Pour mener à bien notre action, nous déployons des outils similaires dans les DROM à ceux mobilisés dans l'hexagone. Pour autant, 3 mesures spécifiques aux outre-mer demeurent pour prendre en compte la situation particulière de ces territoires au regard des risques naturels majeurs : les CVH, le plan séisme Antilles, qui ne connaît aucun équivalent sur le reste du territoire national, et la mesure Letchimy qui permet de mobiliser le fonds Barnier pour apporter un soutien aux personnes vivant dans de l'habitat informel, y compris lorsqu'elles ne sont pas assurées. Cette dernière mesure, qui ne bénéficie pas au propriétaire mais à l'occupant, a été déployée en outre-mer pour faire face aux situations dangereuses générées par la conjonction de l'habitat précaire et des mouvements de terrain brutaux. Elle a été déployée en Guyane, sur le mont Baduel, et à Mayotte, puis prolongée en loi de finances. Pour autant, cette mesure novatrice reste peu mobilisée alors que nous avons fait preuve de libéralité dans l'interprétation du droit commun. Plus largement, il existe un réel problème de connaissance des différents outils du fonds Barnier et un manque de lisibilité du dispositif alors que les DEAL ont été désignées comme le guichet unique de ce fonds. Certaines DEAL publient des plaquettes d'informations pour tenter de remédier à ce problème.

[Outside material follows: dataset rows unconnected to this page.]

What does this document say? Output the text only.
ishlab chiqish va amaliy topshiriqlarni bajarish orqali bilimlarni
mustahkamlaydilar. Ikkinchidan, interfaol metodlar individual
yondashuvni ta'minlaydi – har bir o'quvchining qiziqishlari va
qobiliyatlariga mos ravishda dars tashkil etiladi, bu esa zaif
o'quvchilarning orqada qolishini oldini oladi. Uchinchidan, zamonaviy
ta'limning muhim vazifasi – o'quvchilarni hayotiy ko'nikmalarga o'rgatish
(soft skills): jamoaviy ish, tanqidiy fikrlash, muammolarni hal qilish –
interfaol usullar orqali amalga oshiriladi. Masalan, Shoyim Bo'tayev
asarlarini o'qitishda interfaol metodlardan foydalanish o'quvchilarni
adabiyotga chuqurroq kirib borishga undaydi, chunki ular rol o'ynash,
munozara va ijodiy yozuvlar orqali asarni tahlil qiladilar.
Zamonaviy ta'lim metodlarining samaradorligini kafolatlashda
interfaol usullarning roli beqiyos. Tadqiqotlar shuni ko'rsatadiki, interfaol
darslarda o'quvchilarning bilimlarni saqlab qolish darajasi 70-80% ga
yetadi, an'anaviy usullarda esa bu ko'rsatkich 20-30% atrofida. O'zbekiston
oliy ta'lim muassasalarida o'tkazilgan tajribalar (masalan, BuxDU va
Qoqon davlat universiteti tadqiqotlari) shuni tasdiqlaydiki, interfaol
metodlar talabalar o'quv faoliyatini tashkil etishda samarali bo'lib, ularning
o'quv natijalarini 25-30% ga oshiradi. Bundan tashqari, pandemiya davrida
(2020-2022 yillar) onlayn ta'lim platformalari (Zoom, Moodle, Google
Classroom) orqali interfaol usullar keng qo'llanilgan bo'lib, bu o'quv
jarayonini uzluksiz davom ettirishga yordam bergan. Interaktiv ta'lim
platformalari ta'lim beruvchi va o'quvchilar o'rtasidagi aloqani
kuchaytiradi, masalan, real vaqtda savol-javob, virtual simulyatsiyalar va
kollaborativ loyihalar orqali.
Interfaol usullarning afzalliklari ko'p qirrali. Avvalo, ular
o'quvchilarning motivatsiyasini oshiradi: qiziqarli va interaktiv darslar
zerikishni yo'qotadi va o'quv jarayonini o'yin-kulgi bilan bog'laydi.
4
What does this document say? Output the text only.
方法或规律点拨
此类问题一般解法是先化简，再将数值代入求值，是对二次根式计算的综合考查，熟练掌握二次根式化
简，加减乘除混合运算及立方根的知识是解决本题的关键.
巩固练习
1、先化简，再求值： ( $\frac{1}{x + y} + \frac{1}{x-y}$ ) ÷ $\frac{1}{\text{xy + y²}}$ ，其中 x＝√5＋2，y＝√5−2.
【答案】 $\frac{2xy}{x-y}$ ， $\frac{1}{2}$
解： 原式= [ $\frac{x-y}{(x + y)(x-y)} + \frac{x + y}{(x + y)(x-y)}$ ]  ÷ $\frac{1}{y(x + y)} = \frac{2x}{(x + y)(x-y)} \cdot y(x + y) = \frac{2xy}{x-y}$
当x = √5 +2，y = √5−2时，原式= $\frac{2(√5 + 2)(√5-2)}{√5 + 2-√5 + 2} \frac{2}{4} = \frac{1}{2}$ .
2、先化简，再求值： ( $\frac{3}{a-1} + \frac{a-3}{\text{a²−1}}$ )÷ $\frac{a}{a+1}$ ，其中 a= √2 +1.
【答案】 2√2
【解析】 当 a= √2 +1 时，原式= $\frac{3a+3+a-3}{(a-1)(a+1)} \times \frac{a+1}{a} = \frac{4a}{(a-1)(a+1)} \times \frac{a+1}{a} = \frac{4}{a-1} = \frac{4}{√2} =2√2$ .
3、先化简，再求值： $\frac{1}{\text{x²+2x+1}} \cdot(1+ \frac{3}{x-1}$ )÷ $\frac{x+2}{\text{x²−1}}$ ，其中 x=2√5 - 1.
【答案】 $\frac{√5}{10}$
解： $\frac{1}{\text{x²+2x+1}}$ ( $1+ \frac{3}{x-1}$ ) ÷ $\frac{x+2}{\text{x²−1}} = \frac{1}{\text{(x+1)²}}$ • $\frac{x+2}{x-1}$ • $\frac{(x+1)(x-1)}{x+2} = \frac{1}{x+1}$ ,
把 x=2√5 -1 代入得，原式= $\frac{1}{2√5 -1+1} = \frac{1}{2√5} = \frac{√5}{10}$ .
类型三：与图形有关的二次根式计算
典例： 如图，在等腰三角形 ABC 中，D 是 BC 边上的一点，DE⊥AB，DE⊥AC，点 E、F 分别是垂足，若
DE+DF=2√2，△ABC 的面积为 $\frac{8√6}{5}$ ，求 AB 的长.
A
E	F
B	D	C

L'accompagnement des collectivités territoriales pour monter les dossiers de cofinancement est essentiel car, à l'heure actuelle, le complément pour financer le plan séisme Antilles est apporté par le Fonds européen de développement régional (FEDER), et nous souhaiterions mobiliser l'Agence française de développement (AFD) sur ce sujet pour limiter l'impact du changement de portage des autorités de gestion des fonds européens sur le financement de ce plan. L'année dernière, en effet, le niveau d'appel au cofinancement pour ce plan s'est avéré très bas. Cette année, au contraire, les montants mobilisés sont de l'ordre de 16 millions d'euros, soit davantage que la moyenne des années précédentes, mais le nombre d'écoles concernées reste largement au-dessous des objectifs fixés. Au rythme actuel, il nous faudrait 40 ans pour couvrir toutes les écoles.
En ce qui concerne la partie budgétaire, le budget du programme 181 reste modeste puisqu'il s'élève à 33 millions d'euros. Ces crédits sont utilisés en grande partie pour faire travailler les opérateurs que nous sollicitons quotidiennement et, dans une moindre mesure, pour effectuer les travaux nécessaires à l'amélioration de la prévision des crues. L'année dernière, les services déconcentrés de l'État dans les DROM ont bénéficié de 1,2 million d'euros sur les 22 millions d'euros consacrés à ce poste de dépenses au niveau national. L'heure est au renforcement des effectifs dans les DROM, en particulier depuis le passage d'Irma puisque nous avons envoyé des renforts en Guadeloupe pour contribuer à la mise à jour des PPRN, conformément à la doctrine qui prévoit l'actualisation des plans après un aléa extrême ou en fonction de l'aléa centennal.
Je me permets d'indiquer, en conclusion, que la prévention des risques est une préoccupation relativement récente pour les pouvoirs publics, ce qui explique que les outils déployés par l'État soient encore trop peu mobilisés par les collectivités.